German-born Australian filmmakers Peter and Michael Spierig (they’re twins) had an unheralded success in the US with their vampire flick Daybreakers.
With Ethan Hawke as leading man again, they have adapted a short story by iconic sci-fi novelist Robert Heinlein (Stranger in a Strange Land was perhaps the book of the 60s counterculture) for their latest brain-breaker.
The phenomenon of Doctor Who is evidence of the ongoing appeal of time-travel, but in a movie it comes with the inbuilt problem of how can you change something that has already happened? Fate, after all, is unarguable – the first person you will see tomorrow morning will be the first person you see.
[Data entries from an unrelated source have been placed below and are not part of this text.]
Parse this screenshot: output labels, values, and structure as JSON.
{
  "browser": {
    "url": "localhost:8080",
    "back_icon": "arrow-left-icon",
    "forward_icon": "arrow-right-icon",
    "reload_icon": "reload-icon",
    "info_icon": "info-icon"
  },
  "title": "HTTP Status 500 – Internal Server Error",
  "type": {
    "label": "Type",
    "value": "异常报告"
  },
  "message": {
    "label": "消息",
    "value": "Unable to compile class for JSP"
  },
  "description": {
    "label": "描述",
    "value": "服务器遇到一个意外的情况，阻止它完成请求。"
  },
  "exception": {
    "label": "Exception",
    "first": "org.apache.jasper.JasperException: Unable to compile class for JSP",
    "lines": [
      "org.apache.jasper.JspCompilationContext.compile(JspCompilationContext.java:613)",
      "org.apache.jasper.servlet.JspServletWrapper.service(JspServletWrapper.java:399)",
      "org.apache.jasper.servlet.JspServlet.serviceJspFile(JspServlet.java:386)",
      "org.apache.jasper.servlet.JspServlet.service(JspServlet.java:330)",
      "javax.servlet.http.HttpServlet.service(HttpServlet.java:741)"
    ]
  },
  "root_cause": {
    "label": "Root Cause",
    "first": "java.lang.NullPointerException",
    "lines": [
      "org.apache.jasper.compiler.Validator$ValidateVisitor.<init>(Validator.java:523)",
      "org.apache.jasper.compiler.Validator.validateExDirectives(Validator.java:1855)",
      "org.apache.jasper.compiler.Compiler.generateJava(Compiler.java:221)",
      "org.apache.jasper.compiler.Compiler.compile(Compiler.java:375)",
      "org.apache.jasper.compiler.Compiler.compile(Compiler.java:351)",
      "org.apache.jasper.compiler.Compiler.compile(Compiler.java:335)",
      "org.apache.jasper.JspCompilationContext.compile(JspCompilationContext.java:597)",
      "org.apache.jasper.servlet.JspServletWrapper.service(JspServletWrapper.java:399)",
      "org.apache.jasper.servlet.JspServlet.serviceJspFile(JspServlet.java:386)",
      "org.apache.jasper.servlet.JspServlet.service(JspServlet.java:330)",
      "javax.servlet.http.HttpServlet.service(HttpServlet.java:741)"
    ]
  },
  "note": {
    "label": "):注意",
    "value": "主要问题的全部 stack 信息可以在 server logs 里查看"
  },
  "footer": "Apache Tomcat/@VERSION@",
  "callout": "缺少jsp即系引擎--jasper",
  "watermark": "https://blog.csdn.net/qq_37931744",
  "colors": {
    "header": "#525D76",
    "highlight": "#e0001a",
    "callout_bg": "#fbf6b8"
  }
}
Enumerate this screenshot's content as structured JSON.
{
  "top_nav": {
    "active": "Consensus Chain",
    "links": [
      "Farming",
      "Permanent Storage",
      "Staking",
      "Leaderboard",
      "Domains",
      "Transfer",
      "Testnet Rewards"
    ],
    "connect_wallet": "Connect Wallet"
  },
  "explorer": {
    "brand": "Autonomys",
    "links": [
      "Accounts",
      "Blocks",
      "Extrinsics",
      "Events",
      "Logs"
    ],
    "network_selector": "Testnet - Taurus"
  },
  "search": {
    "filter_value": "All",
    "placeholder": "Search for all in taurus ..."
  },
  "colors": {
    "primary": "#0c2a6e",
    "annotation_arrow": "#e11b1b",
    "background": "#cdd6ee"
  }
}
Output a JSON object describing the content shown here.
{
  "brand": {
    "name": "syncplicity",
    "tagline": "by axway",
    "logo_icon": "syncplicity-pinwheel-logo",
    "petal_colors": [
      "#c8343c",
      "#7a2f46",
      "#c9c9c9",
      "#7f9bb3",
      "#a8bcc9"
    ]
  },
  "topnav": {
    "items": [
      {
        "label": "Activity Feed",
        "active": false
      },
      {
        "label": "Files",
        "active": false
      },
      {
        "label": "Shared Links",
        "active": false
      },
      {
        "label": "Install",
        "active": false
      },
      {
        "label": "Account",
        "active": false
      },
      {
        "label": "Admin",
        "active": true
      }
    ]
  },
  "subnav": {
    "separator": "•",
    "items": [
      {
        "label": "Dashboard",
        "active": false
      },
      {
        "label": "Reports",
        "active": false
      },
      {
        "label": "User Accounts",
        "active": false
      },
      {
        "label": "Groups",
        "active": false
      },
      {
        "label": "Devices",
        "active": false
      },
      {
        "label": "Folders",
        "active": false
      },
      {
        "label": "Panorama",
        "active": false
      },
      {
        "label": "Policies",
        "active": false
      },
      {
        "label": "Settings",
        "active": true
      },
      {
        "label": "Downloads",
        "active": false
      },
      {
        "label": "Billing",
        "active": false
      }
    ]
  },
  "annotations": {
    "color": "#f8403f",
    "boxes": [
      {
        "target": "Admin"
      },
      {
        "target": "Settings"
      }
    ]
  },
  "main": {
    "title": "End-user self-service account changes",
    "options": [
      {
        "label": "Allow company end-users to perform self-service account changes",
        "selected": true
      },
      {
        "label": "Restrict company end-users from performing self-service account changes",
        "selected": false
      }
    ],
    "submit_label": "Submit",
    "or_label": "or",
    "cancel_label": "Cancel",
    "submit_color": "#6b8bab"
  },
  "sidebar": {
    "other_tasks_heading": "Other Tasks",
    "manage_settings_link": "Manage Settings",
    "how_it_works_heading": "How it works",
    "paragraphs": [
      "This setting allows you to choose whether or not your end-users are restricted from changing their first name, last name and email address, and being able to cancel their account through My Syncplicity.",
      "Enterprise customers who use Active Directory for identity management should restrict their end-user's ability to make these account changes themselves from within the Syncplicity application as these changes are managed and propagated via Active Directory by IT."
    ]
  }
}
But that hasn’t stopped the Spierig brothers from having a crack at the imponderable (and impenetrable) question of determining history through pre-emptive actions.
There is a homegrown terrorist known as the ‘fizzle bomber’ whose blasts have been/will be responsible for the deaths of thousands of innocent civilians in America.
Hawke, whom we first meet as a bartender, is a Temporal Agent who has been pursuing the bomber through different decades. A bloke who turns out to be the writer of a confessional column in a women’s magazine (Sarah Snook) comes in for a drink one night.
They get to talking… and it becomes a feature of an extremely convoluted narrative that there is regular need for a voice-over to explain what is happening, and who is who.
Noah Taylor gets a start as Mr Robinson, the head of the bureau, and he is suitably creepy.
I did my best to stick with the story and thought I was pretty much on top of it until about the three-quarter mark. After that I lost the plot and had no clear idea of what was going on.
If you liked Inception (for mine, it was a wank) you’ll probably like this too. It is well done with a number of devious twists and Snook (bearing an uncanny resemblance to Jodie Foster) is terrific.